An ‘incubator’ is a team of ESA staff and consultants are helping start-up companies to go from a business idea, which uses space technologies, systems or processes, to actually developing a sustainable and successful commercial organisation – and this requires much more than just a license to use a certain space technology.
From idea to implementation
“We want to assist entrepreneurs with innovative ideas to lift their project off the ground,” says Frank M. Salzgeber, acting Head of ESA’s Technology Transfer Programme Office (TTP). “We are offering our technical and business development expertise to get their new business going.” The first incubator was launched in 2004 at ESA’s European Space Technology and Research Centre (ESTEC) in the Netherlands. This incubator was funded half by ESA and half by the Dutch government, and supports the potential start-up companies financially – in cash as well as in kind, by offering them use of ESA facilities and expertise. But this ‘spark funding’ is not the main factor of making business incubation successful.
All ESA incubators combine the knowledge of ESA with lessons learned from former ‘incubatees’, a well-established connection to regional businesses and an embedding of the incubator within a pan-European business incubator network in order to create an ideal environment for start-up businesses to make use of different sets of skills, and to learn and thrive.
“Bridging the gap from identifying a business opportunity to actual implementation is a long journey,” says Salzgeber, as most future entrepreneurs come unprepared. “Lots of firms come with a great, innovative idea, but lack business development, financial and general management capabilities. We offer a network of professionals that can add the skills the incubatee firm lacks.” The ESA incubators guide and support their incubatees for up to two years through the foundation of the company through the early growing stage to prepare them to be able to persist in the rough world of the free market.
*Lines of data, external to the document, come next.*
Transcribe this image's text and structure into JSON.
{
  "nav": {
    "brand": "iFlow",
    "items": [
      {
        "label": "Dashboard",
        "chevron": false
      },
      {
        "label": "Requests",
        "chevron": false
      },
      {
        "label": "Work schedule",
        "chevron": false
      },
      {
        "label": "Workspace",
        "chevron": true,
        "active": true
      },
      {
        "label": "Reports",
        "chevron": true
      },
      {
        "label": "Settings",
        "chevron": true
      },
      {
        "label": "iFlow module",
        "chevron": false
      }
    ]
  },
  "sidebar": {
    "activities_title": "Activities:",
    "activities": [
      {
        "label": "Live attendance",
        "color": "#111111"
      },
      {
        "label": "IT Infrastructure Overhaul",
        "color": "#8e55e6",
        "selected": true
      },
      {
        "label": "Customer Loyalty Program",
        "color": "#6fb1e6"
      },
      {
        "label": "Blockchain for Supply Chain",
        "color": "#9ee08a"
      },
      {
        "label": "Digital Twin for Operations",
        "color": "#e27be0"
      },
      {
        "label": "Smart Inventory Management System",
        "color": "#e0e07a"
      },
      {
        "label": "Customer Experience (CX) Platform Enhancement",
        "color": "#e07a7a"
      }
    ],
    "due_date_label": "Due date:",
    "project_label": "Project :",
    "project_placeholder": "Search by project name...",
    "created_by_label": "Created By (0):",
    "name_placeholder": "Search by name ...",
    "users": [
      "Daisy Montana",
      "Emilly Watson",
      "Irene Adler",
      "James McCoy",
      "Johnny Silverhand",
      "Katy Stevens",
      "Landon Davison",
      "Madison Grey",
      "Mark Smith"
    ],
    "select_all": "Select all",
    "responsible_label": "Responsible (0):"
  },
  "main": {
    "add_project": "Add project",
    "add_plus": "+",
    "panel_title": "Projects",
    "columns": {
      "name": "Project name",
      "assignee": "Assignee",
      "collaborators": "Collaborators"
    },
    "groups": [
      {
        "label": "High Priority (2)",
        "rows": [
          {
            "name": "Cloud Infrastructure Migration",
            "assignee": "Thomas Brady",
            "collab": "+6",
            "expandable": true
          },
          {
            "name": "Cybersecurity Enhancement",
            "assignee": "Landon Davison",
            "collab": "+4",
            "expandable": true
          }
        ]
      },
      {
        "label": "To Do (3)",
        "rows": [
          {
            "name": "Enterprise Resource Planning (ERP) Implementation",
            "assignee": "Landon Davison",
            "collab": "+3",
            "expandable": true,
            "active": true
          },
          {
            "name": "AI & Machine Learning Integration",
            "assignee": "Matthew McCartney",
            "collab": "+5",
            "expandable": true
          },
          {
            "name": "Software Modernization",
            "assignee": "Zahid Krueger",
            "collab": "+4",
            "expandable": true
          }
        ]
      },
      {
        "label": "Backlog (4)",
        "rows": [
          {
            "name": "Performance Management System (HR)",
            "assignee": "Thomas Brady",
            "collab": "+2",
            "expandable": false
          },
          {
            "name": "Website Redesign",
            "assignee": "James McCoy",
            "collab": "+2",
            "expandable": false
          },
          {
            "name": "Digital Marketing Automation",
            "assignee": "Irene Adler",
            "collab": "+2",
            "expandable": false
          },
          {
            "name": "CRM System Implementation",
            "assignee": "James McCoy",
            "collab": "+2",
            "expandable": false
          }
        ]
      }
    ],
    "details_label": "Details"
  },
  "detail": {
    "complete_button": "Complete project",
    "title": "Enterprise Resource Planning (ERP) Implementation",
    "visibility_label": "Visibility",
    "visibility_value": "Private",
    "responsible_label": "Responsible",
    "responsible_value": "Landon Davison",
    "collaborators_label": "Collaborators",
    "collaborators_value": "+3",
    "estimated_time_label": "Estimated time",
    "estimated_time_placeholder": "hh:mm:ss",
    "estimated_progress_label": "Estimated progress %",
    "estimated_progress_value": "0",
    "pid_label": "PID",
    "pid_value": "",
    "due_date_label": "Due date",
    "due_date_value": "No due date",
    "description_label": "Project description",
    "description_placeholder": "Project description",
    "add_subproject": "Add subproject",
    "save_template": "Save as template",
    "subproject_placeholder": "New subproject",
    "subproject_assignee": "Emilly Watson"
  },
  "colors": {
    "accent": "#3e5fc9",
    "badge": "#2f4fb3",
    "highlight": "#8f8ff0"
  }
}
The concept works – to date, the ESTEC incubator supported 16 incubatees, and helped to create 10 successful companies.
Business incubators at ESA
The model of business incubation at ESA flourished and two more incubators were created: in 2005 at ESA’s ESRIN site in Frascati near Rome, and in 2006 at ESOC in Darmstadt, Germany. “The principle of the incubation process stays the same and all three incubation centres share a common approach,” explains Alberto Tobias, Head of ESA’s Software, Systems and Synthesis Department. “But the emphasis on the type of businesses incubated differs slightly, depending on the nature of the ESA sites. In ESTEC, ESA’s technology hub, we see a large variety of start-ups ranging from satellites applications to technology transfer whereas at ESOC we may anticipate a focus primarily aimed at satellite applications such as Galileo, the new global satellite navigation system operated by Europe which is due to enter service in the 2010 timeframe.”
Innovative business with space technology
An example of a successful ESA incubated business is MIRAMAP, developed in the ESTEC incubator. The company uses technology that was originally developed to observe certain parameters on Earth from space, in particular monitoring land and water surfaces from a plane. The technology used is called Airborne Passive Microwave Radiometry (APMR). It can produce very detailed, geo-referenced maps showing the soil moisture variation at a surface and the depth of a shallow water table down to several metres.
MIRAMAP won several contracts, among others one with the Dutch Ministry of Traffic and Water Management to monitor the moisture content of Dutch water barriers to detect weak spots on time and thus allow the government to stabilise the dike system.
A currently incubated company is DiSAPS, which wants to use high-end satellite navigation to develop an intricate precision positioning system for the blind and visually impaired.